Step 1: Set up a new Bitbucket connector

  1. In ConductorOne, navigate to Connectors > Add connector.

  2. Search for Baton and click Add.

  3. Choose how to set up the new Bitbucket connector:

    • Add the connector to a currently unmanaged app (select from the list of apps that were discovered in your identity, SSO, or federation provider that aren’t yet managed with ConductorOne)

    • Add the connector to a managed app (select from the list of existing managed apps)

    • Create a new managed app

  4. Set the owner for this connector. You can manage the connector yourself, or choose someone else from the list of ConductorOne users. Setting multiple owners is allowed.

    If you choose someone else, ConductorOne will notify the new connector owner by email that their help is needed to complete the setup process.

  5. Click Next.

  6. In the Settings area of the page, click Edit.

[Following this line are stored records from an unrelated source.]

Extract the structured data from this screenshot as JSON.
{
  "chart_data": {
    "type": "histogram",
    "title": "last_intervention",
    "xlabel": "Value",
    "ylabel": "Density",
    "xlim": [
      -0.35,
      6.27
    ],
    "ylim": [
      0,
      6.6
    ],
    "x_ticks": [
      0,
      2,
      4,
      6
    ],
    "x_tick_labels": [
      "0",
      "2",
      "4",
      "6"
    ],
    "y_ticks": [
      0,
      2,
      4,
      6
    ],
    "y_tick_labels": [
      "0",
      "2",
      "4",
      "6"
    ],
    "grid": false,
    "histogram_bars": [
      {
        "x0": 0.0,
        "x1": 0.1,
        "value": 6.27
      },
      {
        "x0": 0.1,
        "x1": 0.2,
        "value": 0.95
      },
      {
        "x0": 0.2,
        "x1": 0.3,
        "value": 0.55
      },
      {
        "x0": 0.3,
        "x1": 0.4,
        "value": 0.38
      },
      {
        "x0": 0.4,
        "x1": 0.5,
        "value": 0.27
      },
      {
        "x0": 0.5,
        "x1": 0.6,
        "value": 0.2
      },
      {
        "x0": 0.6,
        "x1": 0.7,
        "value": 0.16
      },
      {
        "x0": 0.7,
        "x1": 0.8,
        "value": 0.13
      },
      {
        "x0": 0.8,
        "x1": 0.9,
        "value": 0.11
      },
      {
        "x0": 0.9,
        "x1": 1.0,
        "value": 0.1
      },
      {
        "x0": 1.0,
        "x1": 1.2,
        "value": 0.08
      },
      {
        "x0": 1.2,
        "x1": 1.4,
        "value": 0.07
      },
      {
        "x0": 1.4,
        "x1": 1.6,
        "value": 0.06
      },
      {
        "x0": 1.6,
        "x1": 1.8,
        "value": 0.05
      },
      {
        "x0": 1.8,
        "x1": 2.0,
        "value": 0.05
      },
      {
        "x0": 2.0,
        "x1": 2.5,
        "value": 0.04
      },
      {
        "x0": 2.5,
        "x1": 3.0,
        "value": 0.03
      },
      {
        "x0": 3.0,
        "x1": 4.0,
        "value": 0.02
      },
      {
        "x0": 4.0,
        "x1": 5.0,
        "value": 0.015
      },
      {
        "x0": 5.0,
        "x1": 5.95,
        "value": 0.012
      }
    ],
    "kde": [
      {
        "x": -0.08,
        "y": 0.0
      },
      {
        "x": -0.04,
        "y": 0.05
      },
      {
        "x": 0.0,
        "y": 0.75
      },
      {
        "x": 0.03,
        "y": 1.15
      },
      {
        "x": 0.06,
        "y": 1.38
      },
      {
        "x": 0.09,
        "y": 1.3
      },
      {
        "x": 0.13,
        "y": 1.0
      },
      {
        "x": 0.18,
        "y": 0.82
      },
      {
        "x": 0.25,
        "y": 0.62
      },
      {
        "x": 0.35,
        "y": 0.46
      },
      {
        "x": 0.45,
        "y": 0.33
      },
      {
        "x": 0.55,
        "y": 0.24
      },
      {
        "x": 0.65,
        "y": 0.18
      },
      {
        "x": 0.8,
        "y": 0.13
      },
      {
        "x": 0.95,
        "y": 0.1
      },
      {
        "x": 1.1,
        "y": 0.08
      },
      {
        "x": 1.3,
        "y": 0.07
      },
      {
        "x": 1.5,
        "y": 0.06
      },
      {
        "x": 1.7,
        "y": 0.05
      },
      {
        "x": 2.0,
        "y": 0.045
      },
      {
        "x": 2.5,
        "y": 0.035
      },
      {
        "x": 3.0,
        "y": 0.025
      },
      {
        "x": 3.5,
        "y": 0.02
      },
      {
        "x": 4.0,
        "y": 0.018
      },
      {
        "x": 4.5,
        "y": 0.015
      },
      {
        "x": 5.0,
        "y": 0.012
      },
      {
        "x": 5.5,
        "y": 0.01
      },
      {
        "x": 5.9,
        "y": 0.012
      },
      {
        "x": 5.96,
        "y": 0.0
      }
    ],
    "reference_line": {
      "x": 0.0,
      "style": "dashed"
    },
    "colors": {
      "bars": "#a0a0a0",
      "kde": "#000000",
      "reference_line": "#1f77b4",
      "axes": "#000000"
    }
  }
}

  7. Click Rotate to generate a new Client ID and Secret.

    Carefully copy and save these credentials. We’ll use them in Step 2.

Step 2: Create Kubernetes configuration files

Create two Kubernetes manifest files for your Bitbucket connector deployment:

Secrets configuration

# baton-bitbucket-secrets.yaml
apiVersion: v1
kind: Secret
metadata:
  name: baton-bitbucket-secrets
type: Opaque
stringData:
  # ConductorOne credentials
  BATON_CLIENT_ID: <ConductorOne client ID>
  BATON_CLIENT_SECRET: <ConductorOne client secret>
  
  # Bitbucket credentials
  BATON_APP_PASSWORD: <Bitbucket API token>
  BATON_USERNAME: <Username of administrator>
  BATON_WORKSPACES: <Workspace slugs of the workspaces to sync (if not specified, all workspaces will sync)>

  # Optional: include if you want ConductorOne to provision access using this connector
  BATON_PROVISIONING: true

See the connector’s README or run --help to see all available configuration flags and environment variables.

Deployment configuration

# baton-bitbucket.yaml
apiVersion: apps/v1
kind: Deployment
metadata:
  name: baton-bitbucket
  labels:
    app: baton-bitbucket
spec:
  selector:
    matchLabels:
      app: baton-bitbucket
  template:
    metadata:
      labels:
        app: baton-bitbucket
        baton: true
        baton-app: bitbucket
    spec:
      containers:
      - name: baton-bitbucket
        image: ghcr.io/conductorone/baton-bitbucket:latest
        imagePullPolicy: IfNotPresent
        envFrom:
        - secretRef:
            name: baton-bitbucket-secrets

Step 3: Deploy the connector

  1. Create a namespace in which to run ConductorOne connectors (if desired), then apply the secret config and deployment config files.

  2. Check that the connector data uploaded correctly. In ConductorOne, click Applications. On the Managed apps tab, locate and click the name of the application you added the Bitbucket connector to. Bitbucket data should be found on the Entitlements and Accounts tabs.

That’s it! Your Bitbucket connector is now pulling access data into ConductorOne.